Lorsque The Economist, l’un des magazines les plus respectés en matière d’analyse économique internationale, consacre un article à Maurice, c’est souvent pour souligner les singularités remarquables de cette île de l’océan Indien. Mais cette fois, c’est sur un ton plus grave que l’hebdomadaire britannique sonne l’alerte, dressant un portrait d’un «miracle économique» vacillant, emporté par les dérives de sa gouvernance, les faiblesses structurelles de son appareil productif et l›explosion incontrôlée de sa dette publique. Ce constat sans concession impose une réflexion en profondeur sur les défis qui menacent aujourd’hui la soutenabilité du modèle mauricien.

Pendant plusieurs décennies, Maurice avait su séduire par sa capacité à dépasser les contraintes de son insularité. En transformant une économie jadis mono-sectorielle, dominée par la canne à sucre, en un modèle de diversification intégrant à la fois l’industrie manufacturière, les services financiers et le tourisme, entre autres, le pays avait réussi à élever son niveau de vie, réduire la pauvreté et bâtir une classe moyenne dynamique.

Pourtant, derrière cette success story, les fragilités s’accumulaient. The Economist souligne, à juste titre, que l’embellie économique repose désormais sur des fondations de plus en plus instables, au point de faire craindre une crise profonde si des mesures courageuses ne sont pas rapidement prises.

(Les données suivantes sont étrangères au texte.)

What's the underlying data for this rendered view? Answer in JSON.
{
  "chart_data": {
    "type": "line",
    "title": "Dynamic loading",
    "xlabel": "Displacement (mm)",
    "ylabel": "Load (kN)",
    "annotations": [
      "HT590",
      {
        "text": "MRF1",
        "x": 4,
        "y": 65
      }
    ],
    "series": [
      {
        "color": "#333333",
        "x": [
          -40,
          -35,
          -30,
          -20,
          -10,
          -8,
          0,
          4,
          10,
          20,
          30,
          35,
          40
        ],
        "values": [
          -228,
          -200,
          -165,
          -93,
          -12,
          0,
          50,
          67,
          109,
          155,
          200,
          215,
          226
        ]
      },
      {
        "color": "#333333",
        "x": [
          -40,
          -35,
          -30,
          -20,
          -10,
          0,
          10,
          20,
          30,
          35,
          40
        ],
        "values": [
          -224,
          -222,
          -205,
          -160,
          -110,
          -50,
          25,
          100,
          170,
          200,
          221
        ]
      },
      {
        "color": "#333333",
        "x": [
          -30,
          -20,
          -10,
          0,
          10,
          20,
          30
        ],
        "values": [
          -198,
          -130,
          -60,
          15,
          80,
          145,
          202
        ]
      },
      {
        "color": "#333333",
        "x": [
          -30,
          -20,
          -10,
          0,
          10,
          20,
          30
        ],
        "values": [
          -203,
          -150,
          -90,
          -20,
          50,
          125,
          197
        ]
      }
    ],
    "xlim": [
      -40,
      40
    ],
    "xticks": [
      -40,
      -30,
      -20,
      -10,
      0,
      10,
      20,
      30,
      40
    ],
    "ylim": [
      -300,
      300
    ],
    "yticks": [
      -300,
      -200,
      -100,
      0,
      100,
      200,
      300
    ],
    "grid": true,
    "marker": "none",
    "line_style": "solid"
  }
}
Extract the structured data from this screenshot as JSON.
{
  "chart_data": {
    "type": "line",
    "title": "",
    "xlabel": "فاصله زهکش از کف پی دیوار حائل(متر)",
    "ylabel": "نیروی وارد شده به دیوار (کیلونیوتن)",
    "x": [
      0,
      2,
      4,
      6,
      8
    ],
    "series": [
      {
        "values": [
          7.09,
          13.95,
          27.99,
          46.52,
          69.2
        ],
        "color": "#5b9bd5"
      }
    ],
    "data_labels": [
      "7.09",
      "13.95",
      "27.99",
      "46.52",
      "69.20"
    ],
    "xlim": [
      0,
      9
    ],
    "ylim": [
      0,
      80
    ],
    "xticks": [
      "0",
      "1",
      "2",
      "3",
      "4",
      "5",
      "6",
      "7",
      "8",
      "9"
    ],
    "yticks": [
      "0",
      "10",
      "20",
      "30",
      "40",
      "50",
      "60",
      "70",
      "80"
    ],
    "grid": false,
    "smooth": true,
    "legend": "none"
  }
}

À analyser l’actuelle architecture économique, une réalité saute aux yeux : les moteurs de croissance d’hier donnent de sérieux signes d’essoufflement. Le secteur agricole, jadis porté par l’industrie sucrière, est en déclin depuis de nombreuses années. Incapable de se réinventer face aux changements structurels du marché mondial, il a vu nombre de planteurs abandonner leurs terres, faute de rentabilité et de soutien adéquat. La filière cannière, pourtant symbole de l’essor initial du pays, est aujourd’hui réduite à une part marginale du PIB, illustrant le désengagement progressif du monde rural.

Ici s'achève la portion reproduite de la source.